Por que sinto saudade delas? Ah,naquele tempo não se sabia que,em um triste dia,as empresas telefônicas inventariam os famigerados “call centers”. Após a criação dessas pragas,acordam a gente de manhã cedo,interrompem a nossa sesta,deixam-nos furibundos e nem sempre temos o “prazer” de ouvir, do outro lado,uma pessoa querendo nos vender um serviço da sua empresa,mas umas ligação robótica,com voz masculina ou feminina.

 

Aqui em casa,temos sido assediados pela Oi, que assinamos,várias vezes a cada dia. Não faz muito,ligavam dizendo que falar da “central de provedores” e que iriam trocar o nosso modem. Os caras que nos contatavam tiveram o peito de fazer um telefonema após outro,obrigando-nos a deixar o telefone fora do gancho. Quem possui celular também sofre com “torpedos” enviados por suas concessionárias com ofertas variadas de produtos e de serviços. Nossa privacidade vem sendo, sempre mais, invadida por telefonemas indesejáveis de toda espécie.

 

Não deixem de ler,todas as segundas-feiras,o “Tô de saco cheio”,criado pelo Mílton Jung. Ele aceita colaborações.

 


Milton Ferretti Jung é jornalista, radialista e meu pai. Às quintas-feiras, escreve no Blog do Mílton Jung (o filho dele)
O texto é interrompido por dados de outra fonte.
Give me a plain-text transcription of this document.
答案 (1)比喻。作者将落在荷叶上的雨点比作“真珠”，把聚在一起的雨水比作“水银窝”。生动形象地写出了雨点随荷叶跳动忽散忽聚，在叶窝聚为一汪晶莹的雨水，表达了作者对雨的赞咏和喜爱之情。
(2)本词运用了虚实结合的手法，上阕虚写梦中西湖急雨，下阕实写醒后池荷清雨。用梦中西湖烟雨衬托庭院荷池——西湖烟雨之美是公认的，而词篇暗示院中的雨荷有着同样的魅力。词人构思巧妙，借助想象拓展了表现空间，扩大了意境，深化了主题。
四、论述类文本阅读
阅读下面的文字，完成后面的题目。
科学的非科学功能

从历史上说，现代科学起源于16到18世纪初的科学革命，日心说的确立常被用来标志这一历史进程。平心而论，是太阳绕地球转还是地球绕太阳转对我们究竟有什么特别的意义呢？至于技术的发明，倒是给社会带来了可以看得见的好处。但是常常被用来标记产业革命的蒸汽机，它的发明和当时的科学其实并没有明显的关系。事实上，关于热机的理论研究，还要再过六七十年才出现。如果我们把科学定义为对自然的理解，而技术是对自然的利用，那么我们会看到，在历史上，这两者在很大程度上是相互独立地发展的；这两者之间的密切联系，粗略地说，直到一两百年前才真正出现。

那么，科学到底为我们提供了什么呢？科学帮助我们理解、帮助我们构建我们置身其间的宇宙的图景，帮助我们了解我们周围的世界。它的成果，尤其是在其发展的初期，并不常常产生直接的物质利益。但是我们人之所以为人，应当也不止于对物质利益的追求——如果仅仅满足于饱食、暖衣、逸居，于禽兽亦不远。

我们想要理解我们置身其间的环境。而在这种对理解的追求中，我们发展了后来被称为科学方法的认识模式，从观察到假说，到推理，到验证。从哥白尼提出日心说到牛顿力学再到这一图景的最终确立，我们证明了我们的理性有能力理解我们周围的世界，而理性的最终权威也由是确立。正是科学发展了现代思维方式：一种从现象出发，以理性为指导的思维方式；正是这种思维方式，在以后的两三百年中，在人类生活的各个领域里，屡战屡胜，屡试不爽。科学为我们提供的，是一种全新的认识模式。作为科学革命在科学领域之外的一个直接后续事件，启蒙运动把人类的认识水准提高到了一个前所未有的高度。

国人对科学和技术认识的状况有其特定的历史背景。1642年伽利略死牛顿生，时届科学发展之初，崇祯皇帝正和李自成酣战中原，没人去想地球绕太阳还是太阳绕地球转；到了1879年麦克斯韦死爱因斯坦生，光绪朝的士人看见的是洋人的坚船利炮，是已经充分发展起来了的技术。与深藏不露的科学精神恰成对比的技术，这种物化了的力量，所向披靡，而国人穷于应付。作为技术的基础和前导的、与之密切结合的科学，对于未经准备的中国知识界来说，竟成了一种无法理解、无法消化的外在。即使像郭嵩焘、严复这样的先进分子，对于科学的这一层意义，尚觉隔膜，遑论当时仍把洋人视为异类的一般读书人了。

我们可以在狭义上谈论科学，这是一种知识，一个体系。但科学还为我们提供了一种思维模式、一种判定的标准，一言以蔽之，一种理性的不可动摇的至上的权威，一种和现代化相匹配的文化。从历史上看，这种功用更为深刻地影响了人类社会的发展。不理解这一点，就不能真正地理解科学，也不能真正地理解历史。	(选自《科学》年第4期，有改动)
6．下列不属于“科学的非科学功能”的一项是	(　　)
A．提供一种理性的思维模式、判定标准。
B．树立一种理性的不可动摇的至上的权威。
3 comentários sobre “Triste dia em que as telefônicas inventaram o call center

  1. Malditos realmente!
    Dia 15 de maio último, na terceira tentativa deles (Oi) propondo novo plano. O plano que eu tinha na era para fone fixo (DDD ilimitado) e internet, tudo por volta de R$140,00 mensais. A proposta vinda do call center: fone fixo (DDD ilimitado) R$19,90, internet R$49,90 e Oi TV por R$69,90. Tudo daria R$139,00.
    Como nas outras duas tentativas eu dizia que já tinha TV por assinatura e que não me interessava por nova TV, os “vendedores” desistiam. Mas nesta terceira vez, a atendente simplesmente disse: mas você não precisa se desfazer da atual TV. Fique com as duas, pois veja, você terá as mesmas condições de fone fixo e internet e um novo ponto de TV por preço melhor que o seu atual plano de fixo e internet. E aí eu caí na conversa.
    Troquei meu pacote com a Oi e agora quando vejo a fatura da conta ela está em R$212,70, apenas fixo e internet, sem a TV.
    Bom, ontem fiquei 2h no fone 10314. Consegui voltar para um plano, não o que eu tinha antes, mas os três serviços por R$159,90. Agora preciso esperar 24h para ver se “efetivaram” meu novo plano.
    A sim: ontem passei por 9 atendentes diferentes nestas 2h de renegociação…..
    Haja saco.
    Portanto, não se deve acreditar em Papai Noel, mesmo que eles te dêmm o número de protocolo, etc e tal.
    E para piorar: onde moro não tenho opção. É Oi ou nada…….

  2. Milton,

    Quando me ligam nos dias atuais: eu tento vender uma rifa fictícia para o atendente ou começo logo a desabafar fingindo que minha vida que está um droga.

    Ao atender e perceber que são “eles” vou ligo dizendo em seguida:

    – que bom que você me ligou! Tem um tempinho para ouvir minha história?

    Desligam rapidinho e devem me cortar do cadastro pois somem!